2025-06-11     Kim Yoon-mi

A research team at Severance Hospital announced Wednesday that they have successfully created a 3D organoid model using cells from pancreatic cancer patients, which replicates the effects of anticancer drugs while preserving the patients’ genetic characteristics. The hospital said this improved organoid model is expected to enable more accurate prediction of drug efficacy.

The study was led by Professors Bang Seung-min and Leem Ga-lam from the Department of Gastroenterology at Severance Hospital, along with Kim Jin-su, assistant professor in the Department of Internal Medicine at Yonsei University College of Medicine.

The findings were published in the latest issue of Molecular Cancer (IF 27.7), a world-leading journal in cancer research.

Severance Hospital Professors Bang Seung-min (left) and Lee Ga-lam (Courtesy of Severance Hospital)

Pancreatic cancer remains one of the deadliest forms of cancer, with a five-year survival rate of only about 10 percent despite advances in diagnostics and treatment. Most patients are diagnosed at an advanced stage when surgery is no longer an option and must rely on chemotherapy.

However, no biomarkers currently exist to predict treatment effectiveness, leaving the selection of anticancer drugs solely to physician experience and patient condition. As such, there is an urgent need to develop a model that can accurately forecast individualized treatment responses.
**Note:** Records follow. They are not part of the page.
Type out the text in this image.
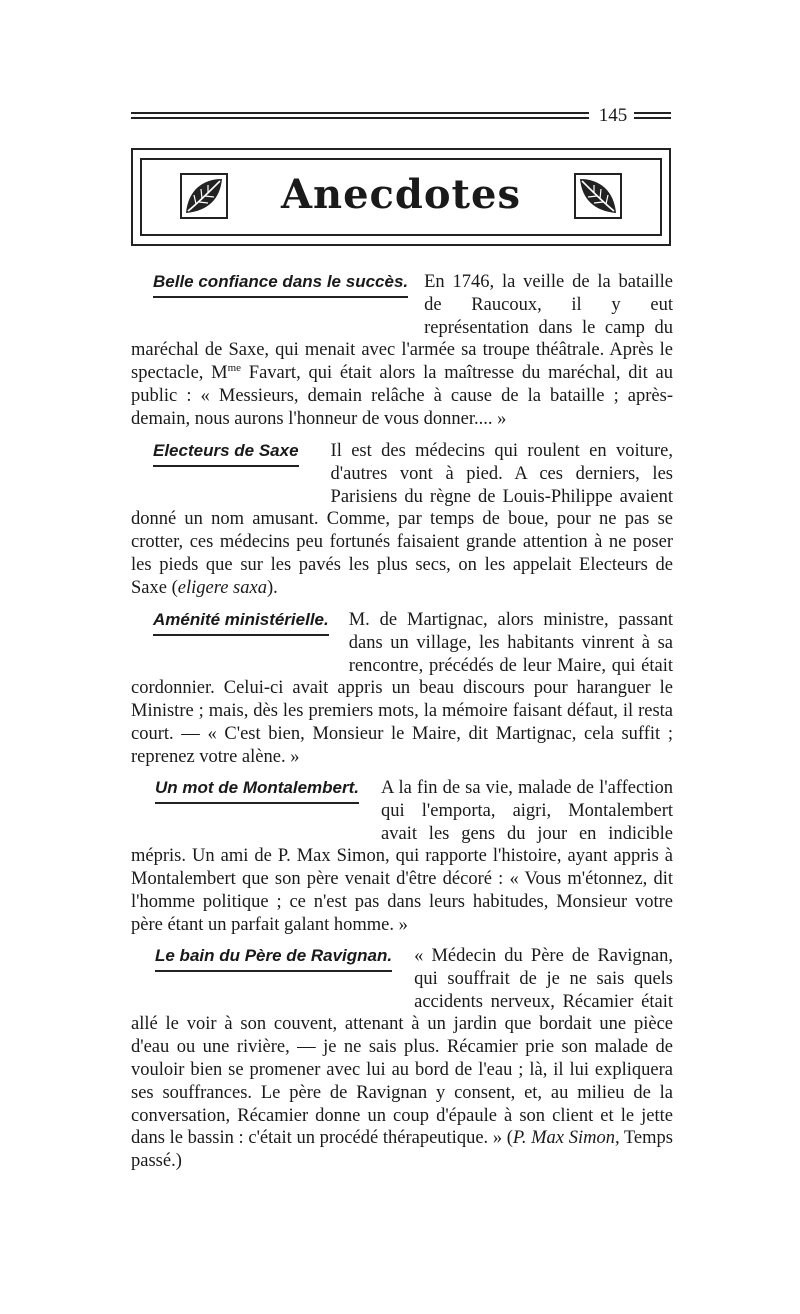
145
Anecdotes
Belle confiance dans le succès. En 1746, la veille de la bataille de Raucoux, il y eut représentation dans le camp du maréchal de Saxe, qui menait avec l'armée sa troupe théâtrale. Après le spectacle, $M^{me}$ Favart, qui était alors la maîtresse du maréchal, dit au public : « Messieurs, demain relâche à cause de la bataille ; après-demain, nous aurons l'honneur de vous donner.... »
Electeurs de Saxe Il est des médecins qui roulent en voiture, d'autres vont à pied. A ces derniers, les Parisiens du règne de Louis-Philippe avaient donné un nom amusant. Comme, par temps de boue, pour ne pas se crotter, ces médecins peu fortunés faisaient grande attention à ne poser les pieds que sur les pavés les plus secs, on les appelait Electeurs de Saxe (eligere saxa).
Aménité ministérielle. M. de Martignac, alors ministre, passant dans un village, les habitants vinrent à sa rencontre, précédés de leur Maire, qui était cordonnier. Celui-ci avait appris un beau discours pour haranguer le Ministre ; mais, dès les premiers mots, la mémoire faisant défaut, il resta court. — « C'est bien, Monsieur le Maire, dit Martignac, cela suffit ; reprenez votre alène. »
Un mot de Montalembert. A la fin de sa vie, malade de l'affection qui l'emporta, aigri, Montalembert avait les gens du jour en indicible mépris. Un ami de P. Max Simon, qui rapporte l'histoire, ayant appris à Montalembert que son père venait d'être décoré : « Vous m'étonnez, dit l'homme politique ; ce n'est pas dans leurs habitudes, Monsieur votre père étant un parfait galant homme. »
Le bain du Père de Ravignan. « Médecin du Père de Ravignan, qui souffrait de je ne sais quels accidents nerveux, Récamier était allé le voir à son couvent, attenant à un jardin que bordait une pièce d'eau ou une rivière, — je ne sais plus. Récamier prie son malade de vouloir bien se promener avec lui au bord de l'eau ; là, il lui expliquera ses souffrances. Le père de Ravignan y consent, et, au milieu de la conversation, Récamier donne un coup d'épaule à son client et le jette dans le bassin : c'était un procédé thérapeutique. » (P. Max Simon, Temps passé.)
Moreover, due to the limited efficacy of first-line treatments, many guidelines recommend early participation in clinical trials. Yet pancreatic cancer lacks reliable preclinical models that can predict patient-specific responses, making the design of new clinical studies difficult.
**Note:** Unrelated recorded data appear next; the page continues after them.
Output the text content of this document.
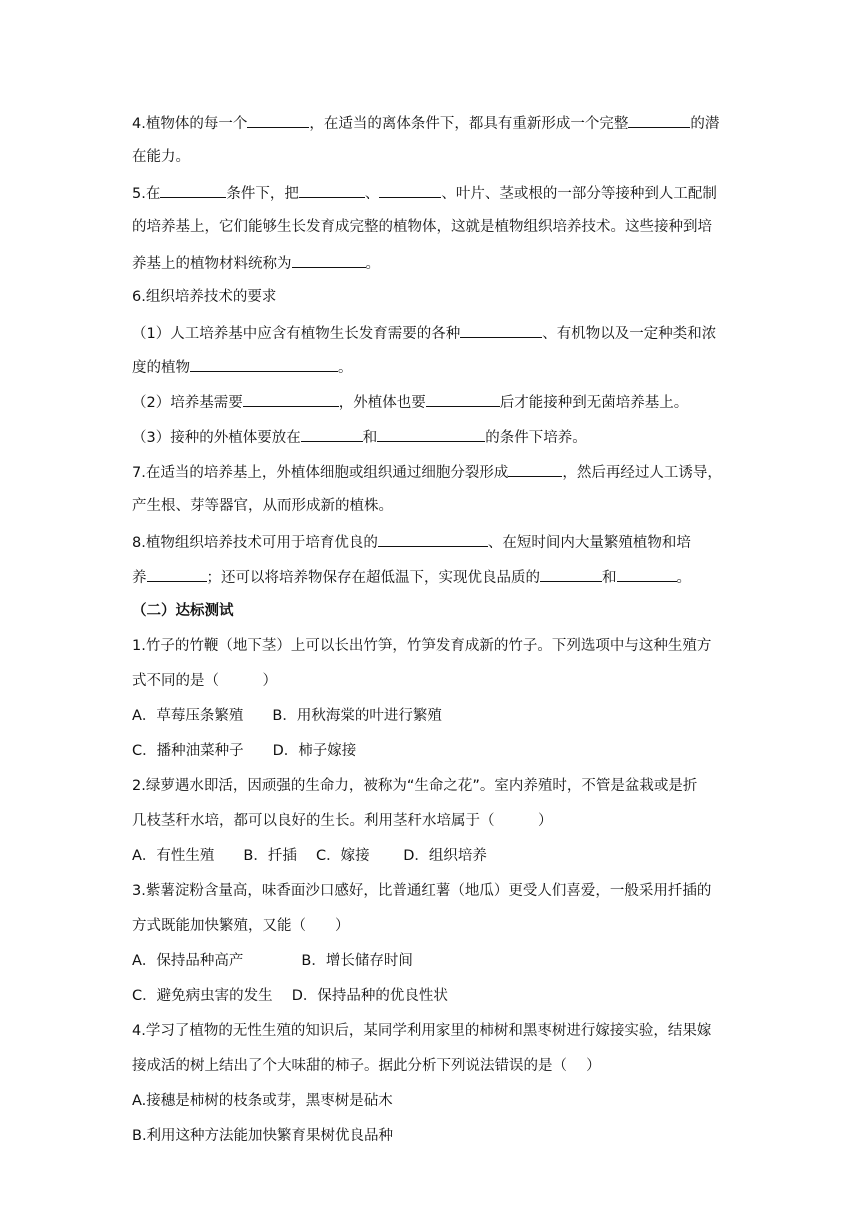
4.植物体的每一个	，在适当的离体条件下，都具有重新形成一个完整	的潜
在能力。
5.在	条件下，把	、	、叶片、茎或根的一部分等接种到人工配制
的培养基上，它们能够生长发育成完整的植物体，这就是植物组织培养技术。这些接种到培
养基上的植物材料统称为	。
6.组织培养技术的要求
（1）人工培养基中应含有植物生长发育需要的各种	、有机物以及一定种类和浓
度的植物	。
（2）培养基需要	，外植体也要	后才能接种到无菌培养基上。
（3）接种的外植体要放在	和	的条件下培养。
7.在适当的培养基上，外植体细胞或组织通过细胞分裂形成	，然后再经过人工诱导，
产生根、芽等器官，从而形成新的植株。
8.植物组织培养技术可用于培育优良的	、在短时间内大量繁殖植物和培
养	；还可以将培养物保存在超低温下，实现优良品质的	和	。
（二）达标测试
1.竹子的竹鞭（地下茎）上可以长出竹笋，竹笋发育成新的竹子。下列选项中与这种生殖方
式不同的是（　　　）
A．草莓压条繁殖　　B．用秋海棠的叶进行繁殖
C．播种油菜种子　　D．柿子嫁接
2.绿萝遇水即活，因顽强的生命力，被称为“生命之花”。室内养殖时，不管是盆栽或是折
几枝茎秆水培，都可以良好的生长。利用茎秆水培属于（　　　）
A．有性生殖　　B．扦插　 C．嫁接　　 D．组织培养
3.紫薯淀粉含量高，味香面沙口感好，比普通红薯（地瓜）更受人们喜爱，一般采用扦插的
方式既能加快繁殖，又能（　　）
A．保持品种高产　　　　B．增长储存时间
C．避免病虫害的发生　 D．保持品种的优良性状
4.学习了植物的无性生殖的知识后，某同学利用家里的柿树和黑枣树进行嫁接实验，结果嫁
接成活的树上结出了个大味甜的柿子。据此分析下列说法错误的是（　 ）
A.接穗是柿树的枝条或芽，黑枣树是砧木
B.利用这种方法能加快繁育果树优良品种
Previous efforts to develop pancreatic cancer organoid models aimed at predicting treatment response and testing new drugs faced limitations. Prolonged exposure to growth factors during cultivation often altered the organoids’ original characteristics, reducing prediction accuracy. Additionally, these models could only forecast the response to single agents, not drug combinations.

Using patient-derived pancreatic cancer cell lines accumulated over the past decade, the research team successfully developed a 3D organoid model that reflects patient-specific genetic traits. When treated with the same combinations of anticancer drugs administered to patients, the model produced outcomes that closely matched actual treatment results.
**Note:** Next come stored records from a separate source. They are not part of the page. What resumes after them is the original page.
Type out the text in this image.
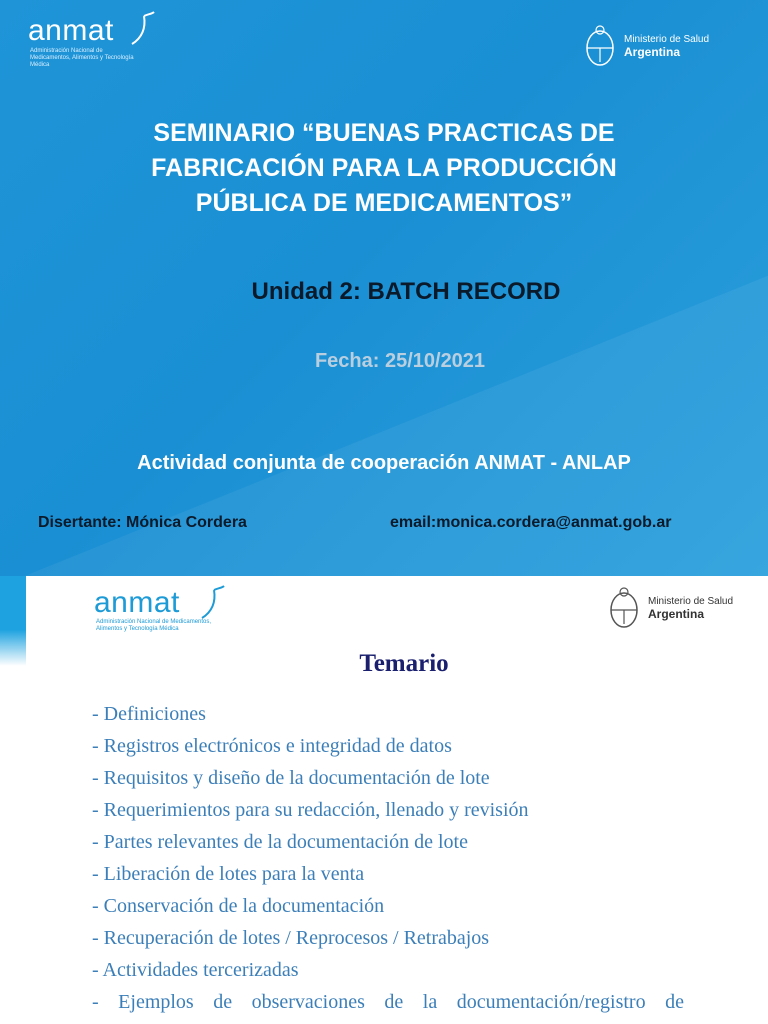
anmat
Administración Nacional de Medicamentos, Alimentos y Tecnología Médica
Ministerio de Salud
Argentina
SEMINARIO “BUENAS PRACTICAS DE
FABRICACIÓN PARA LA PRODUCCIÓN
PÚBLICA DE MEDICAMENTOS”
Unidad 2: BATCH RECORD
Fecha: 25/10/2021
Actividad conjunta de cooperación ANMAT - ANLAP
Disertante: Mónica Cordera	email:monica.cordera@anmat.gob.ar
anmat
Administración Nacional de Medicamentos, Alimentos y Tecnología Médica
Ministerio de Salud
Argentina
Temario
- Definiciones
- Registros electrónicos e integridad de datos
- Requisitos y diseño de la documentación de lote
- Requerimientos para su redacción, llenado y revisión
- Partes relevantes de la documentación de lote
- Liberación de lotes para la venta
- Conservación de la documentación
- Recuperación de lotes / Reprocesos / Retrabajos
- Actividades tercerizadas
- Ejemplos de observaciones de la documentación/registro de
Notably, the team created a platform that maintains organoids without the use of growth factors -- unlike conventional methods -- allowing the preservation of original characteristics even during long-term culture. This advancement is expected to significantly support the design of clinical trials, the development of new drugs, and personalized treatment strategies.

“By developing a model that can accurately predict each patient's response to treatment in advance, we have opened up the possibility of providing optimal anticancer drugs in a personalized manner,” said Professor Bang.

“This research is expected to improve the success rate of clinical trials and dramatically reduce the cost and time required for drug development,” added Professor Leem.